Die Linke wollte Firmen dazu bringen, endlich fair zu entlöhnen – die bürgerliche Mehrheit hat die Forderungen bis zur Unkenntlichkeit entstellt. Es könne nicht sein, dass der Staat den Firmen vorschreibe, wie diese ihre Angestellten zu entlöhnen hätten, hiess es. Die alte Leier: Aller Gleichstellungsgesetze zum Trotz soll Gleichstellung in der Schweiz Privatsache bleiben.
Die Aufgabenteilung hat sich über die Jahre kaum verändert, eine Annäherung der Geschlechter hat nicht stattgefunden.
Wenn diese Forderung einen legitimen Kern aufweist, dann diesen, dass die Probleme tatsächlich im Privaten beginnen, in der gemeinsamen Küche, in der Kinderbetreuung und beim Wochenputz.
Für Basel schafft die letzte Familienbefragung von 2013 eine erdrückende Faktenlage. Zwar geben fast zwei Drittel aller Väter an, sie würden gerne Hausarbeit erledigen. In der Realität leisteten aber Mütter 55 Stunden Haus- und Familienarbeit pro Woche und Väter gerade mal 31 – Tendenz abnehmend. Nur Rechnungen bezahlen und Reparaturen vornehmen sind Männerdomänen. Kochen, Waschen, Putzen, Wickeln erledigen vornehmlich die Frauen.
Diese stereotype Aufgabenteilung hat sich über die Jahre kaum verändert, eine Annäherung der Geschlechter hat entgegen dem beliebten Narrativ des modernen Mannes nicht stattgefunden. Nicht mal in urbanen Zentren, die sich als progressiv erachten: Gleichstellung im Haushalt findet in Basel genauso wenig statt wie in der restlichen Schweiz.
Mütter und Väter leisten eine 70-Stunden-Woche
Die verzerrte Wahrnehmung der Männerschaft ist dabei ein geringes Übel. Problematisch ist, dass dadurch Rollenverteilungen zementiert und an die nächste Generation weitergereicht werden. Wer das Mami im Haushalt schuften sieht, während der Papa im Büro sitzt, wird diese Verhältnisse als Norm verstehen. Und wer zahlt seinen weiblichen und männlichen Angestellten später denselben Lohn, wenn er in seinem Erfahrungsschatz das Bild der eigenen Mutter am Staubsauger bewahrt?
Womit wir bei der alten Formel der Frauenbewegung angelangt sind, die heute etwas aus dem Blick geraten ist: Alles Private ist politisch.

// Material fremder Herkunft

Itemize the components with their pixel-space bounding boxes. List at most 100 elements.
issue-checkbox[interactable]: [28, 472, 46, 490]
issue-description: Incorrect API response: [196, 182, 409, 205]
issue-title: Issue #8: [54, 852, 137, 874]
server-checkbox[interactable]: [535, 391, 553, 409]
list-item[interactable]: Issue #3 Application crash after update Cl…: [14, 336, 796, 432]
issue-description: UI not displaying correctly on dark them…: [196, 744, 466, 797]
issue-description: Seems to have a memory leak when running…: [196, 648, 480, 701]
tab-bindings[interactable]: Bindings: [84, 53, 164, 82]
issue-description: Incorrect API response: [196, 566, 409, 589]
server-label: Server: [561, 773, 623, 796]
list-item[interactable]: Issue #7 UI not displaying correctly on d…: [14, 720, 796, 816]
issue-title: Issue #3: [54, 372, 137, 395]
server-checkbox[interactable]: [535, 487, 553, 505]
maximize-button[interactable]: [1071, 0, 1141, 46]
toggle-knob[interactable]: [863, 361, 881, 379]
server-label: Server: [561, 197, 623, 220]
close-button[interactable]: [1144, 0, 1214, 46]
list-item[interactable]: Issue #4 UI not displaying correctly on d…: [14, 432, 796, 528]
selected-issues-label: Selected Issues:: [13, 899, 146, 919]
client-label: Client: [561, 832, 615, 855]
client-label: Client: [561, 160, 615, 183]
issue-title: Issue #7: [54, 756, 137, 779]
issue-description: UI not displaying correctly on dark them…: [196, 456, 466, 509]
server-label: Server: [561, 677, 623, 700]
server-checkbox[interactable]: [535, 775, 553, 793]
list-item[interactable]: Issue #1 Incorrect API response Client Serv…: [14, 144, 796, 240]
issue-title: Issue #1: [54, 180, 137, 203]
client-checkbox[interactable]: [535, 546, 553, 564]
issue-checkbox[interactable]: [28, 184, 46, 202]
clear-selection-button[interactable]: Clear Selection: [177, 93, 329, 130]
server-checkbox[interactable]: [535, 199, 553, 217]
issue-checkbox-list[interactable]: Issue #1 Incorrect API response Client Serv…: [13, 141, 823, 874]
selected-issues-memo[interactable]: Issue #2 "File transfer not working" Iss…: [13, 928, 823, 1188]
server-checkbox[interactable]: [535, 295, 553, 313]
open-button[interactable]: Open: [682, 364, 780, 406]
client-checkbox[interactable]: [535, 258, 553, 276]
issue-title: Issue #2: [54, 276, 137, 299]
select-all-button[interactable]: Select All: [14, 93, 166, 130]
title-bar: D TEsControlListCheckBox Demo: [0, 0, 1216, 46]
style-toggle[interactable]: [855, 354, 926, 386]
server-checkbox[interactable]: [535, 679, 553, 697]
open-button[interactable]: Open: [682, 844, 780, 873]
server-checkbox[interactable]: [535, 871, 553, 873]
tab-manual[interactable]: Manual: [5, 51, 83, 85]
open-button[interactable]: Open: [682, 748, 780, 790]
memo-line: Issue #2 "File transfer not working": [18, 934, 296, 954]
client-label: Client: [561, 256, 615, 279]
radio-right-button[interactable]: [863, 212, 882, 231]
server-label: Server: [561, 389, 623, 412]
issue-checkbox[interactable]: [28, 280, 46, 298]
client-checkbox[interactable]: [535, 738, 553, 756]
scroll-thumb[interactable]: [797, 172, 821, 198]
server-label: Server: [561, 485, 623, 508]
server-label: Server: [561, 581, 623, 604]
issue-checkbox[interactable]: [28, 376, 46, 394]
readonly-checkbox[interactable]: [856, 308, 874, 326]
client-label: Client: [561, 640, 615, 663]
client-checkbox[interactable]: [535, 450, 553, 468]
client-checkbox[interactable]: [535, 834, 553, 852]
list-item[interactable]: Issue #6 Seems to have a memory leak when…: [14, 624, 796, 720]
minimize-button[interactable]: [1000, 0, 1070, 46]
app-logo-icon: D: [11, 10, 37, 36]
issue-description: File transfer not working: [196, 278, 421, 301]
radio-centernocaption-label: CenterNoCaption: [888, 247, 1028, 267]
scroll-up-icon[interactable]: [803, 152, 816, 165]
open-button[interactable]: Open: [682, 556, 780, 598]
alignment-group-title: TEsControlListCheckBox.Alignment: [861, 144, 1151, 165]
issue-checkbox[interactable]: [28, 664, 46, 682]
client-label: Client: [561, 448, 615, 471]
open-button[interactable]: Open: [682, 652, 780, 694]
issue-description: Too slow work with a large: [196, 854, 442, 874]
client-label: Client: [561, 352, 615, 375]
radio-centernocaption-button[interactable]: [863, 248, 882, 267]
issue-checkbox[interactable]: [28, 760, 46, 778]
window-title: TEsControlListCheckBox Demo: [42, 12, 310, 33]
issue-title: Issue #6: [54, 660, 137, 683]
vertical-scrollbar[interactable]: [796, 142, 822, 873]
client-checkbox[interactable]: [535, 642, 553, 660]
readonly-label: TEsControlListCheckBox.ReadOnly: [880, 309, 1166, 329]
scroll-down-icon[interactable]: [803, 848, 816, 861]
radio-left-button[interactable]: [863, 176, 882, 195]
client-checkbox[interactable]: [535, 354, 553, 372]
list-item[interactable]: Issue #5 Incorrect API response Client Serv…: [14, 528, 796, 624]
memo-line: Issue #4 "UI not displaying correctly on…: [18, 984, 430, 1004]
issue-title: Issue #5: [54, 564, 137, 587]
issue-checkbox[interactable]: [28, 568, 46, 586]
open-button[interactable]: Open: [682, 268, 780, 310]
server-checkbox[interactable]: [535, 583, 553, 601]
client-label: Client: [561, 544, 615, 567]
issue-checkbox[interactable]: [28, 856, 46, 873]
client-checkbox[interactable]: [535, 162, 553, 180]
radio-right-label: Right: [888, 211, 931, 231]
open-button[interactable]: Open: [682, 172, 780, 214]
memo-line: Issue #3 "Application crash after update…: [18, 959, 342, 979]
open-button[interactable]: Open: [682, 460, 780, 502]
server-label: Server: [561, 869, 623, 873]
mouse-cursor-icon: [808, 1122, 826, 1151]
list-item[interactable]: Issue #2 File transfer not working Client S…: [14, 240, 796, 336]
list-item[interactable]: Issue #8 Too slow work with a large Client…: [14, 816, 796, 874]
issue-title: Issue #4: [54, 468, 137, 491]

Eine weitere Entwicklung ist beachtenswert: So steigt die Erwerbstätigkeit von Müttern seit Jahren kontinuierlich an, ohne dass deren Anteil an der Hausarbeit abgenommen hat. 1997 arbeitete eine Mutter in der Schweiz im Durchschnitt zehn Stunden die Woche, 2016 waren es 15 Stunden. Die Arbeit im Haushalt blieb dabei in etwa konstant. Bei den Männern ist die Tendenz ähnlich: Sie arbeiten mehr im Geschäft als früher – wenn auch nicht 50 Prozent mehr – und leisten etwas mehr Hausarbeit.
Unterm Strich sehen sich Eltern einer immensen Arbeitsbelastung ausgesetzt. Sowohl Mütter als auch Väter leisten im Durchschnitt eine 70-Stunden-Woche, wobei Männer deutlich mehr für Geld arbeiten und Frauen für die Familie.
Ob sich die Grenze der Arbeitslast weiter nach oben schieben lässt, kann bezweifelt werden. Wer fordert, Mütter müssten früher und konsequenter ins Berufsleben zurückkehren, um die Lücke an Fachkräften zu füllen, der verkennt den Alltag in Schweizer Haushalten, wo sich die Arbeit in schmutzigen Stapeln und staubigen Ecken ansammelt.
Ein unterschätztes Argument
Auch wenn keine Kinder im Spiel sind, sollten Frauen übrigens genau abwägen, ob sich eine gemeinsame Wohnung lohnt. So nimmt die von Frauen geleistete Hausarbeit zu, sobald sie mit einem Mann zusammenziehen, während sich die Männer im gemeinsamen Nest von den lästigen Pflichten zurückziehen.
Ziemlich sicher falsch, jedenfalls kontraproduktiv fürs Anliegen der Drückeberger, ist die Vorstellung, Putzen sei unmännlich. Eine amerikanische Studie untersuchte 2008 den Zusammenhang zwischen Sexualität und Hausarbeit. Der überraschende Befund des Psychologen Joshua Coleman: «Die Frauen sagen uns, sie fühlten sich sexuell mehr von ihren Männern angezogen, wenn diese sich an der Hausarbeit beteiligen.»
Vielleicht sollten Gleichstellungsbeauftragte diese Studie häufiger in ihre Argumentarien einfliessen lassen. Denn wenn etwas die Männerwelt bewegt, dann die Aussicht auf Sex.